Первые томы книги Бокля входятъ, какъ мы уже сказали, въ область философiи исторiи. Намъ слѣдовало бы показать читателямъ, какое мѣсто занимаютъ они въ историческомъ развитiи этой области, въ какихъ отношенiяхъ они стоятъ къ предшествовавшимъ трудамъ по философiи  исторiи, какимъ изъ нихъ они родственны по направленiю и взгляду, и какимъ враждебны, чтó дѣйствительно новаго они внесли въ науку, — но при настоящемъ положенiи филисофско–историческаго знанiя такое предпрiятiе выше нашихъ силъ. Исторiя бытописанiя вообще почти не тронута: на это жаловался весьма справедливо Гервинусъ (1) двадцать лѣтъ тому назадъ, и теперь еще онъ имѣлъ бы полное право жаловаться на тотъ же недостатокъ: по филисофiи исторiи намъ неизвѣстно ни одного труда, который бы болѣе или менѣе удовлетворительно представилъ ея историческое развитiе; отдѣльныя ученiя мыслителей разбирались иногда, но подобные труды всегда обнаруживаютъ въ себѣ существенные недостатки и всегда далеки отъ того, чтобы уяснить историческое значенiе того или другого явленiя. Такъ напримѣръ ученiе итальянца Вико (въ концѣ XVII и въ началѣ XVIII вѣка), основателя философско–историческаго знанiя, въ первый разъ представлено въ нѣкоторой системѣ неранѣе 1845 г. (См. «La science nouvelle.» Paris, 1845, статьи: «Vico et ses oeuvres».) Эта отрасль литературы — вполнѣ неразработанное поле и потребуетъ еще много усилiй и многихъ тружениковъ.

Поэтому оставивъ, къ сожалѣнiю, въ сторонѣ всякую попытку опредѣлить значенiе Бокля въ связи съ общимъ развитiемъ философiи исторiи, ограничимся опредѣленiемъ того мѣста, какое занялъ онъ въ ряду дѣятелей настоящаго времени по исторической наукѣ; если невозможно опредѣлить его какъ фактъ научный, то постараемся повозможности опредѣлить его какъ фактъ литературный въ тѣсномъ смыслѣ этого слова, т. е. какъ такой фактъ, который возбудилъ симпатiю общества, отвѣтилъ тѣмъ или другимъ его стремленiямъ и раскрылся подъ одной изъ самыхъ живыхъ тенденцiй въ общественной жизни.

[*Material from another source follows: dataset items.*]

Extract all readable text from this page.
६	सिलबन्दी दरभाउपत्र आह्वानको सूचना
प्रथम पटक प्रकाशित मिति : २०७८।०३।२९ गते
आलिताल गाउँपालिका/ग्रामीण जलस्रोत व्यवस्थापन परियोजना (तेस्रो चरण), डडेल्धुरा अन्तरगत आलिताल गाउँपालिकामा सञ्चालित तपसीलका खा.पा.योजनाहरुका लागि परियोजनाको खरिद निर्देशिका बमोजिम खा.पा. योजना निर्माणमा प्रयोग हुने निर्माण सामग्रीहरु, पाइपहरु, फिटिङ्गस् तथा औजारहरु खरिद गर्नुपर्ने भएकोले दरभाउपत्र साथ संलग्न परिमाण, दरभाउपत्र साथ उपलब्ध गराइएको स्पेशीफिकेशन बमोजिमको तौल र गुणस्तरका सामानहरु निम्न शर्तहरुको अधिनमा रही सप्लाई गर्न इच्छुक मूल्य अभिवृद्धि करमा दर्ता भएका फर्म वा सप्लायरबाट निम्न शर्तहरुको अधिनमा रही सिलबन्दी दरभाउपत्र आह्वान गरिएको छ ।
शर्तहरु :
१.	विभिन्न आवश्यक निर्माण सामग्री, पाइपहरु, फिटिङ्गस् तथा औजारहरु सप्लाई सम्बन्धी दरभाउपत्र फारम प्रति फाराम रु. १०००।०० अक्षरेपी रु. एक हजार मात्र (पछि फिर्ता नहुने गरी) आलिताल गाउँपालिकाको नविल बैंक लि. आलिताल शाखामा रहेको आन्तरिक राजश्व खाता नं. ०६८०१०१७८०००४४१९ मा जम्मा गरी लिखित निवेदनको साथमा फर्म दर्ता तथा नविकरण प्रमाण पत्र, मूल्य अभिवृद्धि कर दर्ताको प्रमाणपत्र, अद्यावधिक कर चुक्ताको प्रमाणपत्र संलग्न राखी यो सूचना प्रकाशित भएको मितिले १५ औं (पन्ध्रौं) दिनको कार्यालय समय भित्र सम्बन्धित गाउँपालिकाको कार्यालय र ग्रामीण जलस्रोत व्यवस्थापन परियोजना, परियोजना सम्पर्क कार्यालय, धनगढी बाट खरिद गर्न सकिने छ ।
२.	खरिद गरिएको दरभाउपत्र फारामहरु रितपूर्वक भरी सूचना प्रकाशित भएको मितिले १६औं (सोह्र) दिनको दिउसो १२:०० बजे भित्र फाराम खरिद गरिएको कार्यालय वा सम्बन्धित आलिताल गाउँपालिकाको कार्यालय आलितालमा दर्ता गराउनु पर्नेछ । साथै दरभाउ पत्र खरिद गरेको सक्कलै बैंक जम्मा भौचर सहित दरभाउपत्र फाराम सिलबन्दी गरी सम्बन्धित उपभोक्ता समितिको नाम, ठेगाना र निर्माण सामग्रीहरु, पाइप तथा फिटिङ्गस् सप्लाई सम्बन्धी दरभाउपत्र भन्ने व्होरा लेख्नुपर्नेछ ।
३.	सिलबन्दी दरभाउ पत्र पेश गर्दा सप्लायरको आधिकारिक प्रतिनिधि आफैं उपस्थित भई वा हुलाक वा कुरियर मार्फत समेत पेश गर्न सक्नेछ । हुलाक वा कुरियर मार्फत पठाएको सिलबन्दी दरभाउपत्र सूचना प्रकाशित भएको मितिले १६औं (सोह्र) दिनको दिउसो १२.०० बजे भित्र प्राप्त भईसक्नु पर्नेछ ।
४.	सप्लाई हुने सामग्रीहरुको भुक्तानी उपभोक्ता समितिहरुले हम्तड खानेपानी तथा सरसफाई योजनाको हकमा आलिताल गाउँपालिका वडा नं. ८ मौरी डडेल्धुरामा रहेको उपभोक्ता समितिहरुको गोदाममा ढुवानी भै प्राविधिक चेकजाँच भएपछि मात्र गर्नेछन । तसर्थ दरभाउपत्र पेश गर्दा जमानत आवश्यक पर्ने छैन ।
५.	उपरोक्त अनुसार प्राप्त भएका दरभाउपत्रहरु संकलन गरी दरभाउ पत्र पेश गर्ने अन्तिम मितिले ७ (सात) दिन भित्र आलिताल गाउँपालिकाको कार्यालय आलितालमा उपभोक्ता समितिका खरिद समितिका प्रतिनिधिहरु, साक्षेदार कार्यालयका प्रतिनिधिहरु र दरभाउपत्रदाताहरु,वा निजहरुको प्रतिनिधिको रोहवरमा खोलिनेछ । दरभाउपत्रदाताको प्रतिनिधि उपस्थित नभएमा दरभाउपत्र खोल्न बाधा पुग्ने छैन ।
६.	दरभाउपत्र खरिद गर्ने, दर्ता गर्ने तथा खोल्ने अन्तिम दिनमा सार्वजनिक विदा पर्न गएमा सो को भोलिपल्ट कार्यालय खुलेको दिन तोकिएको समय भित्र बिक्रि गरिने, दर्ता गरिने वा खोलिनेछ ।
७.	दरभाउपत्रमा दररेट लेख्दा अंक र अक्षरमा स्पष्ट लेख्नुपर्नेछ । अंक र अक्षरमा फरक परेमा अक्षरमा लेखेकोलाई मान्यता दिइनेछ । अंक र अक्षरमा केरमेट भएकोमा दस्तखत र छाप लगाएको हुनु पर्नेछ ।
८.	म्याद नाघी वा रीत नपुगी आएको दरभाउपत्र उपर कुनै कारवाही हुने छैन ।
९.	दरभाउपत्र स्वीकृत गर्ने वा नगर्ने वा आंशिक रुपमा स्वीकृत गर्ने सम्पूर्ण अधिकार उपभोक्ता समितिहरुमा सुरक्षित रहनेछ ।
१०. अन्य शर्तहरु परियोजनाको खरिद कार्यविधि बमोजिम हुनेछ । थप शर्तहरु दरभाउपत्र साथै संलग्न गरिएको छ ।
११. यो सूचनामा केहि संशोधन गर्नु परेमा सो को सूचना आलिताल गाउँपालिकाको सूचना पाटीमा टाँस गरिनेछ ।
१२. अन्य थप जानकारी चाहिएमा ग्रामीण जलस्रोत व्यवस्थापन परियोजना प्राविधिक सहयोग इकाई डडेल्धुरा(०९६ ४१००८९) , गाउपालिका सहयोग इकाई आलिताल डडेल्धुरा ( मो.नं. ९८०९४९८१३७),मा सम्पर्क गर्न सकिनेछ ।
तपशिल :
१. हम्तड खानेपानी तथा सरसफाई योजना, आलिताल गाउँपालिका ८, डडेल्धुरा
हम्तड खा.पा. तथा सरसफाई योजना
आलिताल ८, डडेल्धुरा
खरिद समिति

По самой природѣ своей, ни одна наука не подвержена такъ сильно общественному влiянiю, какъ исторiя. Ея разработка въ различныя эпохи носитъ на себѣ отпечатокъ даннаго времени; произведенiя ея чаще чѣмъ произведенiя по другимъ отраслямъ знанiя могутъ служить коментарiями и толкователями жизни обществъ, въ средѣ которыхъ они возникали; естествоиспытатель, погружонный въ изысканiе таинствъ природы, можетъ, принимаясь за микроскопъ или анатомическiй ножъ, наиболѣе отрѣшиться отъ жизни другихъ людей: его увлекаетъ жизнь природы, всегда постоянная, всегда неизмѣнная, всегда свободная и чуждая текущимъ интересамъ людей; его трудъ имѣетъ за собою болѣе возможности не терпѣть нарушенiй со стороны личныхъ страстей и предразсудковъ, и еще больше со стороны общественныхъ предубѣжденiй. Это можетъ быть и есть одна изъ главнѣйшихъ причинъ быстраго совершенствованiя естественныхъ наукъ; это помогаетъ имъ даже больше, чѣмъ эмпирическiй, опытный путь, на которомъ всегда принужденъ стоять естествоиспытатель. Не такова историческая наука. Гервинусъ, въ упомянутой выше статьѣ, доказываетъ, что историки, достойные этого имени, являются только въ извѣстныя эпохи, создаются извѣстнымъ порядкомъ вещей въ общественномъ мiрѣ; но можно съ бòльшимъ основанiемъ утверждать, что каждый историкъ, будетъ ли онъ достоинъ или недостоинъ своего званiя — вполнѣ произведенiе того времени, того общества, того кружка, въ который его поставили обстоятельства. Имѣя дѣло съ людьми, ихъ жизнью, съ фактами, такъ близкими къ практическимъ интересамъ, онъ будетъ судить о нихъ съ той точки зрѣнiя, съ которой привыкло судить о людяхъ и событiяхъ воспитавшее его общество, съ тѣми убѣжденiями, которыя составляютъ нить, связующую его съ той или другой партiей. Отъ историка требуютъ не одного мертваго знанiя, но и живой мысли; стараясь быть какъ можно объективнѣе, безпристрастнѣе, какъ можно тщательнѣе закрыть свою личность за описываемыми фактами, онъ принужденъ высказывать личныя убѣжденiя, личный взглядъ на вещи всякiй разъ, когда дѣло доходитъ до постановленiя и размѣщенiя этихъ фактовъ, до уясненiя тѣхъ отношенiй, въ какихъ они стояли прежде въ дѣйствительности. А если историкъ, принимаясь за свой трудъ, умѣетъ вполнѣ оторваться отъ всего что служитъ для него нравственною связью съ извѣстнымъ обществомъ, тогда онъ отрывается и отъ живой мысли — и отъ произведенiя его неизбѣжно повѣетъ мертвеннымъ холодомъ безплоднаго знанiя.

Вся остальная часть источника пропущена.